In the movie of our life, this would be a flashback scene
Slightly out of chronological order, here's the comedy of errors tale of our departure for the Big Apple.
Thursday morning comes and in spite of our copious planning, John and I were still scrambling to get everything done in time to leave at noon.
As John was heading out the door to go pick up HT for housesitting duty, I started to slice myself some bread for toast -- and tore deep into my thumb with the serated bread knife. I applied direct pressure, I held it over my head, and yet it was still bleeding when John and HT got back.

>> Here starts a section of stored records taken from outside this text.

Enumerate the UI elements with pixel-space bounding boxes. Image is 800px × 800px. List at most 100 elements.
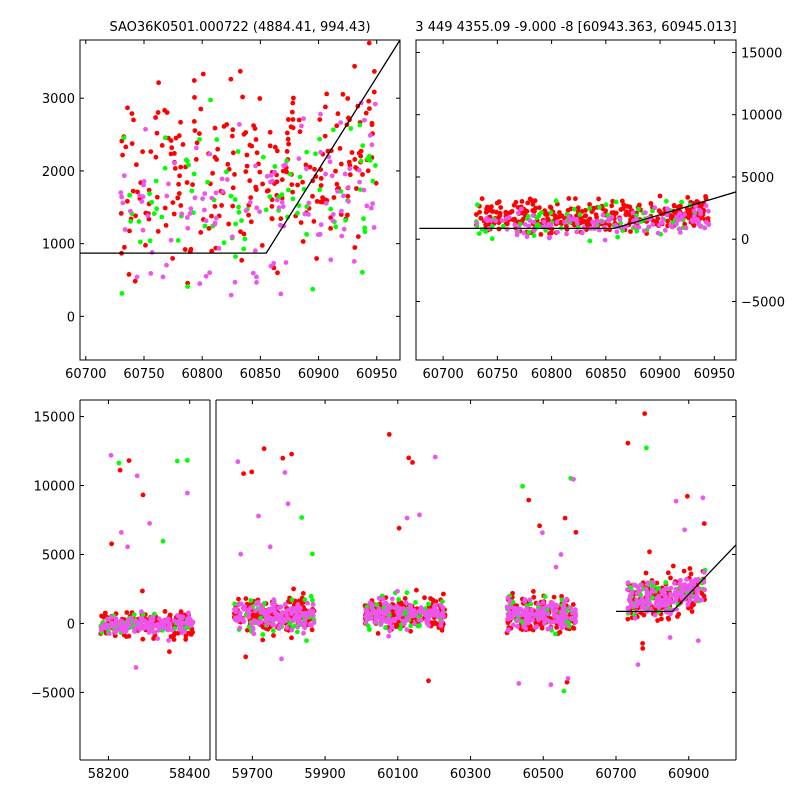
bottom-point — [138, 615, 144, 621]
top-right-xtick-label: 60900 — [639, 367, 680, 382]
top-right-ytick-label: 5000 — [741, 171, 774, 186]
top-right-point — [530, 208, 536, 213]
bottom-point — [666, 598, 672, 604]
bottom-point — [291, 586, 296, 592]
bottom-point — [401, 621, 407, 627]
top-left-point — [301, 116, 306, 121]
top-right-point — [655, 216, 661, 221]
top-right-point — [532, 198, 538, 204]
top-left-point — [216, 246, 222, 251]
bottom-point — [573, 529, 579, 535]
top-right-point — [497, 213, 503, 219]
top-left-point — [132, 278, 138, 284]
bottom-point — [685, 493, 690, 499]
bottom-point — [653, 599, 659, 605]
top-right-point — [573, 196, 578, 202]
top-right-point — [564, 223, 569, 229]
top-right-point — [691, 208, 697, 214]
top-left-point — [134, 162, 139, 168]
top-left-point — [137, 193, 143, 199]
bottom-point — [176, 623, 182, 628]
top-left-point — [176, 181, 182, 187]
top-left-point — [297, 174, 303, 180]
bottom-point — [363, 620, 369, 626]
top-right-point — [664, 198, 669, 204]
top-right-point — [609, 214, 615, 220]
top-right-point — [602, 225, 607, 230]
top-left-point — [373, 180, 379, 186]
top-left-point — [323, 200, 329, 206]
top-left-point — [180, 142, 186, 147]
top-left-point — [303, 162, 309, 168]
bottom-point — [687, 566, 693, 571]
top-left-point — [183, 157, 189, 163]
bottom-point — [106, 631, 112, 636]
top-left-point — [272, 144, 278, 150]
top-left-point — [340, 91, 346, 97]
top-left-point — [143, 242, 148, 248]
top-right-point — [703, 203, 709, 209]
bottom-point — [167, 649, 172, 655]
bottom-ytick-label: 5000 — [42, 548, 75, 563]
top-right-point — [498, 205, 504, 210]
top-left-point — [188, 206, 194, 212]
bottom-point — [254, 601, 259, 607]
top-left-point — [266, 188, 271, 194]
top-right-point — [513, 199, 519, 205]
top-left-point — [119, 194, 124, 200]
bottom-point — [565, 676, 571, 681]
bottom-ytick-label: 15000 — [34, 411, 75, 426]
top-right-point — [506, 215, 512, 220]
top-right-point — [516, 225, 522, 231]
top-left-point — [225, 161, 231, 167]
bottom-point — [139, 609, 144, 614]
top-right-point — [668, 222, 674, 228]
top-right-point — [543, 212, 548, 217]
top-right-point — [674, 221, 679, 227]
bottom-point — [378, 622, 384, 627]
top-left-point — [129, 111, 135, 116]
bottom-point — [504, 604, 510, 610]
top-left-point — [202, 191, 208, 197]
bottom-point — [635, 662, 641, 667]
bottom-point — [284, 612, 290, 618]
top-left-point — [360, 269, 365, 275]
bottom-point — [122, 624, 128, 629]
top-right-point — [628, 229, 633, 235]
bottom-point — [262, 608, 267, 614]
top-right-model-line — [419, 191, 736, 230]
top-left-point — [208, 97, 213, 103]
bottom-point — [363, 614, 369, 619]
top-left-point — [178, 119, 184, 125]
bottom-point — [701, 579, 707, 585]
top-left-point — [373, 163, 378, 168]
bottom-point — [270, 622, 275, 627]
bottom-point — [236, 596, 241, 602]
top-left-point — [177, 173, 183, 179]
top-left-point — [170, 256, 176, 261]
top-right-point — [475, 202, 480, 208]
top-left-point — [327, 159, 333, 165]
bottom-point — [665, 615, 671, 621]
top-left-point — [357, 122, 363, 128]
top-left-point — [290, 196, 296, 202]
top-left-point — [215, 146, 221, 152]
top-right-point — [669, 215, 674, 221]
top-left-point — [358, 158, 364, 164]
bottom-point — [663, 580, 669, 585]
bottom-point — [383, 611, 388, 617]
bottom-point — [310, 602, 316, 607]
top-left-point — [224, 177, 230, 182]
bottom-point — [109, 621, 115, 627]
top-left-point — [331, 195, 337, 200]
top-right-point — [605, 212, 611, 218]
bottom-point — [673, 498, 679, 504]
top-left-point — [121, 135, 127, 141]
top-left-point — [236, 209, 242, 215]
top-left-point — [362, 117, 367, 123]
bottom-point — [553, 608, 559, 613]
top-right-point — [590, 219, 595, 225]
bottom-point — [643, 586, 649, 592]
bottom-point — [175, 613, 181, 618]
bottom-point — [99, 613, 104, 619]
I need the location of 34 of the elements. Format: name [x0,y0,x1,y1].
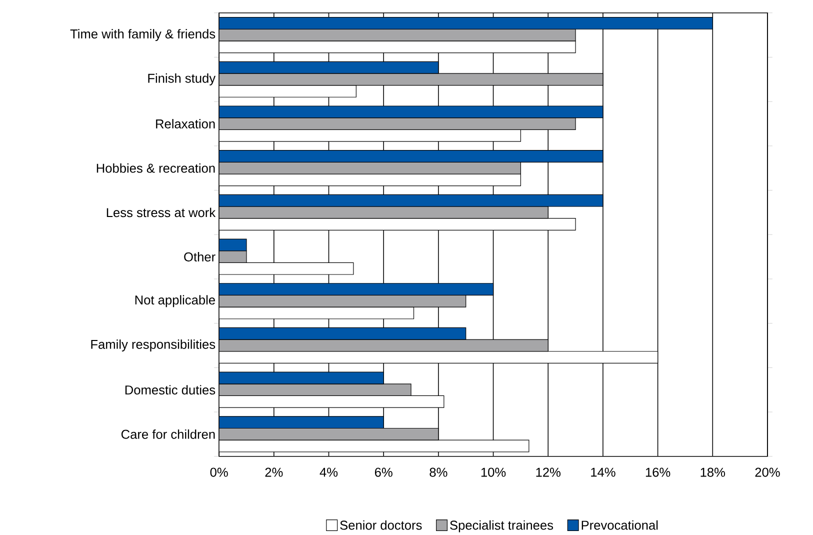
bar [219,17,713,30]
y-tick-label: Less stress at work [106,208,216,218]
y-tick-label: Relaxation [156,119,215,129]
x-tick-label: 8% [430,468,448,478]
x-tick-label: 6% [374,468,392,478]
bar [219,372,384,384]
y-tick-label: Family responsibilities [91,340,216,352]
y-tick-label: Other [184,252,216,262]
bar [219,62,439,74]
bar [219,150,604,163]
x-tick-label: 16% [646,468,670,478]
y-tick-label: Not applicable [135,295,215,308]
legend-label: Senior doctors [340,520,422,530]
x-tick-label: 0% [210,468,228,478]
x-tick-label: 20% [755,468,780,478]
x-tick-label: 12% [536,468,560,478]
legend-label: Specialist trainees [450,520,554,533]
x-tick-label: 10% [481,468,506,478]
y-tick-label: Time with family & friends [70,29,216,42]
bar [219,106,604,118]
bar [219,194,604,208]
bar [219,283,494,296]
y-tick-label: Hobbies & recreation [96,164,215,174]
bar [219,416,384,429]
x-tick-label: 2% [265,468,283,478]
x-tick-label: 18% [700,468,726,478]
x-tick-label: 14% [591,468,616,477]
bar [219,328,466,340]
legend-label: Prevocational [582,520,658,530]
bar [219,238,247,252]
y-tick-label: Finish study [148,74,216,86]
x-tick-label: 4% [320,468,338,477]
y-tick-label: Domestic duties [125,385,216,395]
y-tick-label: Care for children [121,430,215,440]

All of this wasted time I needed to spend getting ready, and soon it was well past 11 a.m., when I'd wanted to give Haley her kitty tranqs for the flight. I tried to catch her just before 11:30, and she lost her marbles. I trapped her in our basement bathroom and she screamed and yowled and bit my shoe when I tried to get near her. Giving a cat a pill is no treat normally but I couldn't imagine how I was going to hold her long enough to jam the thing down her gullet.
About 20 minutes into the cat debacle, Matt showed up to give us a ride to the airport. The brave soul came downstairs with oven mitts on and volunteered that he's pretty good with angry cats. Much against her will, he got her into her cat carrier and I whisked her off to the vet to let someone there help with the pill problem.
She must have worn herself out, because once she was in the carrier, she was mute -- and stayed that way for the rest of the day. The receptionist at the vet was able to grab her by the scruff and give her the pill with zero effort. They must have thought I was the biggest loser not to be able to do that.
Matt got us to the airport with plenty of time to spare, and the Spirit Airlines woman kindly put us in a three-seat row to ourselves, so I could have Haley under the seat in front of me but still have room for my computer bag and such.
I cringed when a woman sat down directly in front of John with a baby who began caterwauling before the plane even took off, but soon that baby and he one behind us mellowed out.
The flight was uneventful, our taxi ride in a breeze, and the doorman at our high rise loaded all our bags onto a cart to help us make it up in one trip.
We opened the door and I was assaulted by the smell of urine. Yikes, I thought, can I live for a month in a place that smells like this?
The baby across the hall wails that full-throated raspy scream that almost sounds like an angry cat ... and I should know.
But as we stepped out onto our balcony, nothing, not my thumb wrapped in blood-soaked gauze, not my bitchy cat still hiding in her carrier, could take away from how amazing it was to be here.
Now we've aired the place out and it smells better.
We can't hear the baby at all in the bedroom, so even if it's yowling time, we can escape it.
My thumb still bleeds a little if I catch it on something, but it's doing better.
Haley's even adjusted to the new place enough to hang out in bed with us -- something she won't even do at home.
Some of the cool stuff we've already done:
* First Friday at the Guggenheim -- imagine a dance club blended with a high class cocktail party in the lobby of one of the world's best known museums. People of all ages drank and shouted over the DJed music, and many even looked at centuries-old Russian art.
* Saturday morning at Greenmarket in Union Square -- so this is what farmer's market is like when you live in a huge city. Great selection, even better people watching. Just be judicious in your purchases since you'll have to schlep it all home on the subway.
* We popped in to literary hangout Elaine's (on Woody Allen's birthday, but we didn't see him there)
I've also worked out in our building's gym, we cooked a spaghetti dinner, and we slept in -- generally trying to live a normal life in our home away from home.
I'd give you some photos, but as seems to be the way for us, we're suffering technical difficulties. We don't have the cord that connects our camera to the computer. Maybe it's in one of the boxes we UPSed to ourselves? We'll find out Monday.